There was a bit of controversy in our small country town. One of the public elementary school's staff and students have been starting each school day by reciting the Lord's Prayer - until the school administration received a letter from a mom describing herself as agnostic, expressing concern that on two separate occasions, her sons returned home after school upset because they were disciplined for not participating in the morning prayer. After review and searching for solutions in consultation with this parent, the school administration decided that the best course of action was to suspend the daily Lords Prayer in the school community. Upon hearing this, many other parents were offended and set out to defend their rights. Unfortunately, the debate spilled out of the school and into the community in some ways that seem unhelpful and unhealthy.
A little known tidbit; prayer in our provincial public school system is protected by law.
I appreciate the value of prayer and in no way am I against prayer, prayer in school or even the Lord's Prayer. In saying this, I am chewing on a few thoughts:
Our Rights - In a multicultural country, and even in our town, the cultural demographics are changing. With new cultures, we welcome diversity. We (officially) believe that in our diversity we become a mosaic of people living together in peace. Although, some people fear this is at the expense of their own personal preferences and rights.
Rights and freedoms are wonderful things we enjoy in Canada, but Jesus was not concerned with rights. Jesus taught us to turn the other cheek, to serve others, to love our enemies and to lay down our lives for our friends whether they deserved it or not. Jesus calls us to love - not to "our rights".
“To you who are ready for the truth, I say this: Love your enemies. Let them bring out the best in you, not the worst. When someone gives you a hard time, respond with the energies of prayer for that person. If someone slaps you in the face, stand there and take it. If someone grabs your shirt, gift wrap your best coat and make a present of it. If someone takes unfair advantage of you, use the occasion to practice the servant life. No more tit-for-tat stuff. Live generously. ~ Luke 27-30 (Message)
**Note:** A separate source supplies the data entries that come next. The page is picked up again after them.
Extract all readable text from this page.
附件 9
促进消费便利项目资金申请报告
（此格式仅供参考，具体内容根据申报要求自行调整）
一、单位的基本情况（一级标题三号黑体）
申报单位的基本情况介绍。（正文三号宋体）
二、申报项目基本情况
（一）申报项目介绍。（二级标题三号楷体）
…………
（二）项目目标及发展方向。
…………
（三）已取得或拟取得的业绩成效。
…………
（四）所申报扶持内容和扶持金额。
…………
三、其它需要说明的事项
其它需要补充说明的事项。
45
Sitting in the coffee shop, I listened as a lady asked someone to sign her petition to get prayer back in the school. I heard nothing of Jesus or love. She spoke about being tired of "the minority telling the majority how things will be. The minority is loud, so we need to be louder". I heard a similar conversation at lunch the next day. Again, no mention of the Kingdom, of Jesus or love, but "our rights". This and many other conversations and posts I have come across sadly support the reality that this fight may not have as much to do with "standing up for the Kingdom" and everything to do with our fear, anger and insecurity at a changing country.
Majority is always Right? I am reflecting on some instances where the majority was not always right. For example, I am thinking about slavery, segregation, women's rights and how at points in our history the majority, those who held the power, upheld views that most of us would hold now as repugnant. Majority, the force of numbers, does not always guarantee justice, being correct, kindness or love.
Not a Holy War - While the Bible does give some warlike images, Jesus and many of the New Testament writers, continually flip the violent ideas and images of a bloodthirsty worldview on its head! In Matthew 11, Jesus would lament that the Kingdom of God suffers violence and how violent men try to take it by force. So often this text has been misunderstood. Jesus was not advocating violence to win or defend the Kingdom! In the Kingdom of love, how we go about achieving our goal is every bit as important as the goal itself. The end does not justify the means. Yes, we can believe we are right, champion our truth, and leave a wake of division, anger and bitterness. This is not healthy fruit of the Kingdom of God. There is a better way, a beautiful way and Jesus embodied that beautiful way. Let us remember that those we disagree with are not enemies to be conquered and crushed, rather they are neighbours in our community who have heartfelt convictions as well. They go about their life peaceably just like the rest of us.
The fact remains, one of the hallmarks of Christian love is reconciliation. We can disagree about issues without making it personal, we can look for ways that are gracious and generous. The bottom line for all of us is that we want our schools to be safe, caring and respectful environments for all students regardless of religion or any other demarcations. Surely, no matter what side of the issue we are on, we can find common ground on this mutual desire. And regardless of the issue, as followers of Jesus, love is the best response. A response that can find a beautiful answer for all people, an answer that brings a greater sense of healthy community and the Kingdom of God, rather than division and alienation.
Jesus said His Kingdom was not of this world. He understood that the Kingdom of God is one of hearts of people, not institutions. They can take prayer out of schools but they cannot take God out of the schools. God doesn't live in a prayer but in the hearts of every student and staff member who follows Jesus.